Quando Bush fa una cosa davvero oscurantista, quelli con i paraocchi non se ne accorgono. Questa è davvero grave.

1 marzo


“I believe in God. And I believe in the power of redemption, and the capacity of individual human beings to be able to make a difference, because, as President Kennedy said, “Here on Earth, God’s work must truly be our own.”

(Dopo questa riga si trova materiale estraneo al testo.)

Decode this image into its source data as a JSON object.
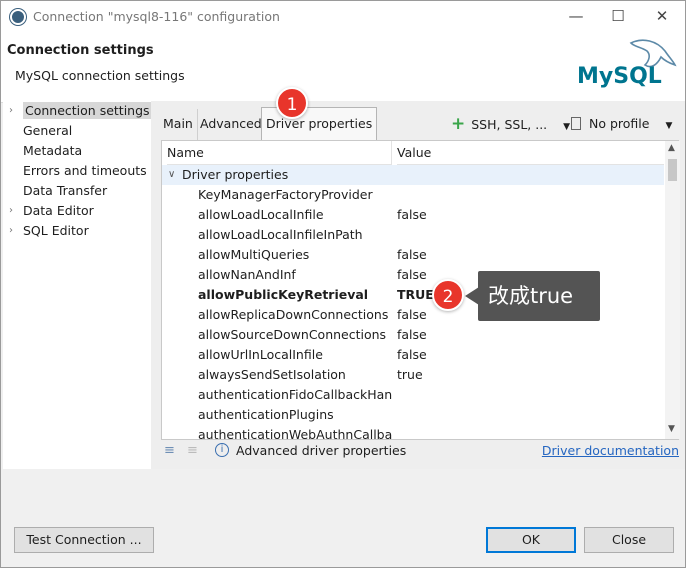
{
  "window": {
    "title": "Connection \"mysql8-116\" configuration",
    "minimize": "—",
    "maximize": "☐",
    "close": "✕"
  },
  "header": {
    "title": "Connection settings",
    "subtitle": "MySQL connection settings",
    "logo_text": "MySQL"
  },
  "nav": {
    "items": [
      {
        "label": "Connection settings",
        "expandable": true,
        "selected": true
      },
      {
        "label": "General",
        "expandable": false
      },
      {
        "label": "Metadata",
        "expandable": false
      },
      {
        "label": "Errors and timeouts",
        "expandable": false
      },
      {
        "label": "Data Transfer",
        "expandable": false
      },
      {
        "label": "Data Editor",
        "expandable": true
      },
      {
        "label": "SQL Editor",
        "expandable": true
      }
    ]
  },
  "tabs": [
    {
      "label": "Main"
    },
    {
      "label": "Advanced"
    },
    {
      "label": "Driver properties",
      "active": true
    }
  ],
  "toolbar": {
    "ssh_label": "SSH, SSL, ...",
    "profile_label": "No profile"
  },
  "table": {
    "col_name": "Name",
    "col_value": "Value",
    "group_label": "Driver properties",
    "rows": [
      {
        "name": "KeyManagerFactoryProvider",
        "value": ""
      },
      {
        "name": "allowLoadLocalInfile",
        "value": "false"
      },
      {
        "name": "allowLoadLocalInfileInPath",
        "value": ""
      },
      {
        "name": "allowMultiQueries",
        "value": "false"
      },
      {
        "name": "allowNanAndInf",
        "value": "false"
      },
      {
        "name": "allowPublicKeyRetrieval",
        "value": "TRUE",
        "bold": true
      },
      {
        "name": "allowReplicaDownConnections",
        "value": "false"
      },
      {
        "name": "allowSourceDownConnections",
        "value": "false"
      },
      {
        "name": "allowUrlInLocalInfile",
        "value": "false"
      },
      {
        "name": "alwaysSendSetIsolation",
        "value": "true"
      },
      {
        "name": "authenticationFidoCallbackHandler",
        "value": ""
      },
      {
        "name": "authenticationPlugins",
        "value": ""
      },
      {
        "name": "authenticationWebAuthnCallbackHandler",
        "value": ""
      }
    ]
  },
  "bottom": {
    "advanced_label": "Advanced driver properties",
    "doc_link": "Driver documentation"
  },
  "buttons": {
    "test": "Test Connection ...",
    "ok": "OK",
    "close": "Close"
  },
  "annotations": {
    "badge1": "1",
    "badge2": "2",
    "callout": "改成true"
  },
  "colors": {
    "accent": "#0078d7",
    "badge": "#e8352b",
    "link": "#2566c1",
    "selection": "#e8f1fb"
  },
  "icons": {
    "add": "plus-icon",
    "doc": "document-icon",
    "expand": "chevron-down-icon",
    "info": "info-icon"
  }
}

Il fanatico George W. Bush? No, John Kerry (al dibattito presidenziale di domenica mattina).

1 marzo


Perché sono un popolo superiore

Pochi minuti dopo la fine del dibattito tra i candidati democratici, sul sito della Cbs i controllori (i fact checker) hanno verificato che le cose dette in diretta fossero vere. Edwards, Kerry e Sharpton hanno imbroglicchiato un po’.

1 marzo


La chiarissima posizione di Kerry sul matrimonio gay

(dal dibattito di Los Angeles)
KERRY: I said very clearlyI could not have been more clear on the floor of the United States Senate. My speech starts out expressing my personal opinion, that I do not believe — you know, I believe that marriage is between a man and a woman.
But notwithstanding that belief, there was no issue in front of the country when that was put before the United States Senate.And I went to the floor of the Senate and said — even though I was up for reelection, “I will not take part in gay bashing on the floor of the United States Senate. I will not allow the Senate to be used…(APPLAUSE)… for that kind of rhetoric.
BROWNSTEIN: But you also said in that statement…
KERRY: But let me just finish.
BROWNSTEIN: You also said in that statement that you believe the Defense of Marriage Act was fundamentally unconstitutional. And if the Defense of Marriage Act is unconstitutional, isn’t President Bush right, that the only way to guarantee that no state has to recognize a gay marriage performed in any other state is a federal constitutional amendment?
KERRY: In fact, I think the interpretation — I think, under the full faith and credit laws, that I was incorrect in that statement. I think, in fact, that no state has to recognize something that is against their public policy. And for 200 years, we have left marriage up to the states. There is no showing whatsoever today that any state in the country, including my own — which is now dealing with its own constitutional amendment — is incapable of dealing with what they would like to do.
And I believe George Bush is doing this — he’s even reversed his own position. He’s reversed Dick Cheney’s position. He is doing this because he’s in trouble. He’s trying to reach out to his base. He’s playing politics with the Constitution of the United States. (APPLAUSE)
BROWNSTEIN: But let me just nail down one thing very quickly. So are you saying that, now that gay marriage is on the table in a place like California or Massachusetts, that you would support the Defense of Marriage Act?
KERRY:
No, because…
BROWNSTEIN: That it’s not…
KERRY: … the Defense of Marriage Act is the law of the land today.
KING: And you would support it today?
BROWNSTEIN: And you would leave it…
KERRY: … no votes to take it back. And I think it’s more important right now to pass the employment nondiscrimination act, hate crimes legislation, and begin to move us forward so we have on the books those laws that will allow us to protect people in this country.
Commento di John Edwards
“I would not support the Defense of Marriage Act today, if there were a vote today, which is the question you just asked Senator Kerry. I’m not sure what he said about that. But I would not vote for it.